Vous insistez, monsieur le ministre, sur la nécessité d'adopter ce projet de loi de programmation pour bénéficier des versements européens du plan de relance, comme si le contenu de ce texte n'avait guère d'importance, mais que seule comptait son adoption formelle.

Je crois, pour ma part, à la veille de la cinquantième année consécutive de déficit budgétaire de l'État français, qu'il faut surtout adopter un texte qui trace une véritable perspective pour le rétablissement des finances publiques et qui préserve les marges de manœuvre dont nous aurons besoin pour financer la transition écologique, les mutations économiques, la préservation de notre modèle social et pour faire face à toutes les crises que notre pays ne manquera pas de rencontrer à l'avenir.

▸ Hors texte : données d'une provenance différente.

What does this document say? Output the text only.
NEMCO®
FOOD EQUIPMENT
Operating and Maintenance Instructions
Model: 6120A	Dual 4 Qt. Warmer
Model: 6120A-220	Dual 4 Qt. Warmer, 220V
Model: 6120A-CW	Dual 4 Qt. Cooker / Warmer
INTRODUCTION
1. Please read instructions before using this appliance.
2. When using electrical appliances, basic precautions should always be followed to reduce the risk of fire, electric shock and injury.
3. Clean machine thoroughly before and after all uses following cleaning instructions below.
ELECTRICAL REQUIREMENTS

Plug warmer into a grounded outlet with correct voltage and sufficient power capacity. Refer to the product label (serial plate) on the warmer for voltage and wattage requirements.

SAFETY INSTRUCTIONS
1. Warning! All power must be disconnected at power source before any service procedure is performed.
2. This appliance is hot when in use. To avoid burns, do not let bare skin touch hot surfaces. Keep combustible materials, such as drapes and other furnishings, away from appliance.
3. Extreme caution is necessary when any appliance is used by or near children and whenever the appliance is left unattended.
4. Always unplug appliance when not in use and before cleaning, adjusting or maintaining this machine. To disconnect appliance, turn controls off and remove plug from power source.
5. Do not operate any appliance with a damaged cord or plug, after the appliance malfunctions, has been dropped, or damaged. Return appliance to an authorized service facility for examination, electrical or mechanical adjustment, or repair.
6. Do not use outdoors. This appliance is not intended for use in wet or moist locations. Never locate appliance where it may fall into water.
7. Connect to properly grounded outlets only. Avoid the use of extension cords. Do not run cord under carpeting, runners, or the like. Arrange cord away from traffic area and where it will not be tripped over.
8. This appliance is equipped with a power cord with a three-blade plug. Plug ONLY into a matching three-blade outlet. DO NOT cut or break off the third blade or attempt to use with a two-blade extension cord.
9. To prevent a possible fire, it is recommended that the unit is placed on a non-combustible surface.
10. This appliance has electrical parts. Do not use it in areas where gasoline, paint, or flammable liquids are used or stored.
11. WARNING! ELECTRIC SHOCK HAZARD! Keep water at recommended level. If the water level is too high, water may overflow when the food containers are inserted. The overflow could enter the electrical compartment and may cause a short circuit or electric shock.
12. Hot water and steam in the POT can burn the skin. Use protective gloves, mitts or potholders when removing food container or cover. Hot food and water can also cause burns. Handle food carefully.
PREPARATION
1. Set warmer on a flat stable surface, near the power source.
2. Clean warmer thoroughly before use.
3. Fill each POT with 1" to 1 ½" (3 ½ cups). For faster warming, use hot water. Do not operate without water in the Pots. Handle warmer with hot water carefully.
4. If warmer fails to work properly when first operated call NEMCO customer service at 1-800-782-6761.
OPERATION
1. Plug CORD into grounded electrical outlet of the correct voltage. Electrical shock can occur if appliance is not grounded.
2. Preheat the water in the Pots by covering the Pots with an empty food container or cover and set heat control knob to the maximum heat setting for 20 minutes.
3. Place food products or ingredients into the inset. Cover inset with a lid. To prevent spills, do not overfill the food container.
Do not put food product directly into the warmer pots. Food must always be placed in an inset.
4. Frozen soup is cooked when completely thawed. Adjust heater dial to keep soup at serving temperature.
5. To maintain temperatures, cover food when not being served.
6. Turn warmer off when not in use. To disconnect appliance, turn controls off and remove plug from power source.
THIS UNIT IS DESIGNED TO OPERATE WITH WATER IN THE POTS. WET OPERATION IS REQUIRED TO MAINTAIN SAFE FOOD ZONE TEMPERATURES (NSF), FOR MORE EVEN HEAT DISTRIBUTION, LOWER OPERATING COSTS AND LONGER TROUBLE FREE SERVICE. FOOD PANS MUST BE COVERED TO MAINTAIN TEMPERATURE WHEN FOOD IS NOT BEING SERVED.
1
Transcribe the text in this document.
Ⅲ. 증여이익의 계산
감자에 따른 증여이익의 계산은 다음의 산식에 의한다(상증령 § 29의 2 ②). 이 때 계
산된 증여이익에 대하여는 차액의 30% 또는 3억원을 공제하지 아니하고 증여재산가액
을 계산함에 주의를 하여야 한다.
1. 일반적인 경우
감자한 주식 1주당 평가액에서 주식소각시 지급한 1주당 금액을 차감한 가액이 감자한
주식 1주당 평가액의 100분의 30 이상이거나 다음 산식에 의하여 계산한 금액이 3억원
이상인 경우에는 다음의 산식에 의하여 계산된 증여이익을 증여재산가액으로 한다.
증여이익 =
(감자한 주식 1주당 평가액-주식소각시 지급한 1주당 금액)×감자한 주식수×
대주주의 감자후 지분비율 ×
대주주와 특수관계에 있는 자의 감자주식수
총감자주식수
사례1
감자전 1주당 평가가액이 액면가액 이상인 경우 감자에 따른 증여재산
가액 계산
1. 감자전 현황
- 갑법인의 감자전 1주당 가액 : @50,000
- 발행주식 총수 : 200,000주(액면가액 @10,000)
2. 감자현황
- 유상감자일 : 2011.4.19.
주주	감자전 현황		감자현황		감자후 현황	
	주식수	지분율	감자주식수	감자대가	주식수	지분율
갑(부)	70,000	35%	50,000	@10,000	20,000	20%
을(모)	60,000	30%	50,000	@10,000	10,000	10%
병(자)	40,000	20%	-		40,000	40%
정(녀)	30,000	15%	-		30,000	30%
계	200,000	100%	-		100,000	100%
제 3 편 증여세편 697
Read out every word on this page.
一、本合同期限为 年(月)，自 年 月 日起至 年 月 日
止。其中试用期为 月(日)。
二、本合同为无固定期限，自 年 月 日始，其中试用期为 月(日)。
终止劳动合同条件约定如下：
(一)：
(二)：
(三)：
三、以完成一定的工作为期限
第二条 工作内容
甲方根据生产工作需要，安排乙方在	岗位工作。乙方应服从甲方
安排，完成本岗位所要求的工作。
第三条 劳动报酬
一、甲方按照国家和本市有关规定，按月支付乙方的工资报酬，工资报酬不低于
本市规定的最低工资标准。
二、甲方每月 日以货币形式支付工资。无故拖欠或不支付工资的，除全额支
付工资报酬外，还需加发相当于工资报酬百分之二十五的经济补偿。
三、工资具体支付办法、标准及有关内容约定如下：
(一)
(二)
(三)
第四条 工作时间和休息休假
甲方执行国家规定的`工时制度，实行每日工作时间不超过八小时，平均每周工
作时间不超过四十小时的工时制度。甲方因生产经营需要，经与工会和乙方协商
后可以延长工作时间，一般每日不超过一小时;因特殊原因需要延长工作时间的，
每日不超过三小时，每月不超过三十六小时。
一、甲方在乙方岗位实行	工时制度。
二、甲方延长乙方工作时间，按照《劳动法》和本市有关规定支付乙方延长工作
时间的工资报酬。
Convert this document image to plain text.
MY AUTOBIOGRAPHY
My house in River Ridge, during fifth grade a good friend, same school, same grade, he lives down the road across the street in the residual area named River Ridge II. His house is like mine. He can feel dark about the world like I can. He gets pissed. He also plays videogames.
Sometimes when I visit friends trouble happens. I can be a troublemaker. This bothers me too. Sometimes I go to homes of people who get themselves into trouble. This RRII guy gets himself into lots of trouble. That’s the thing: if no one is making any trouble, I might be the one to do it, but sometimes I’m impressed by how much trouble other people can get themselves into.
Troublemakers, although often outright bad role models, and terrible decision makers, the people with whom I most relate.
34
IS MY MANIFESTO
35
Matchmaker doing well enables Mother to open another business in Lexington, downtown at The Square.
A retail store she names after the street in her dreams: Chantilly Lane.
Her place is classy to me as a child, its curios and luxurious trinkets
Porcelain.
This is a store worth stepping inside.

Je souhaite donc, monsieur le ministre, que vous écoutiez la voix du Sénat et les choix qu'il propose de faire. Après le rejet de votre texte par l'Assemblée nationale, puis un 49.3, le texte que nous vous soumettons aujourd'hui est le seul qui a été voté par la représentation nationale.

Ne pas en tenir compte serait une faute politique. Ne pas en tenir compte et repasser en force, avec le même texte, par le biais du 49.3 à l'Assemblée nationale, serait une erreur coupable. Ne pas en tenir compte confinerait l'attitude du Gouvernement à une forme d'entêtement aveugle, puisqu'il refuserait d'entendre la voix de la raison s'exprimant au Sénat. Ne pas en tenir compte consacrerait une réalité, celle d'un gouvernement qui ne veut pas rétablir les comptes publics de la France.

Monsieur le ministre, écoutez le Sénat. C'est à la fois une invitation et un conseil amical.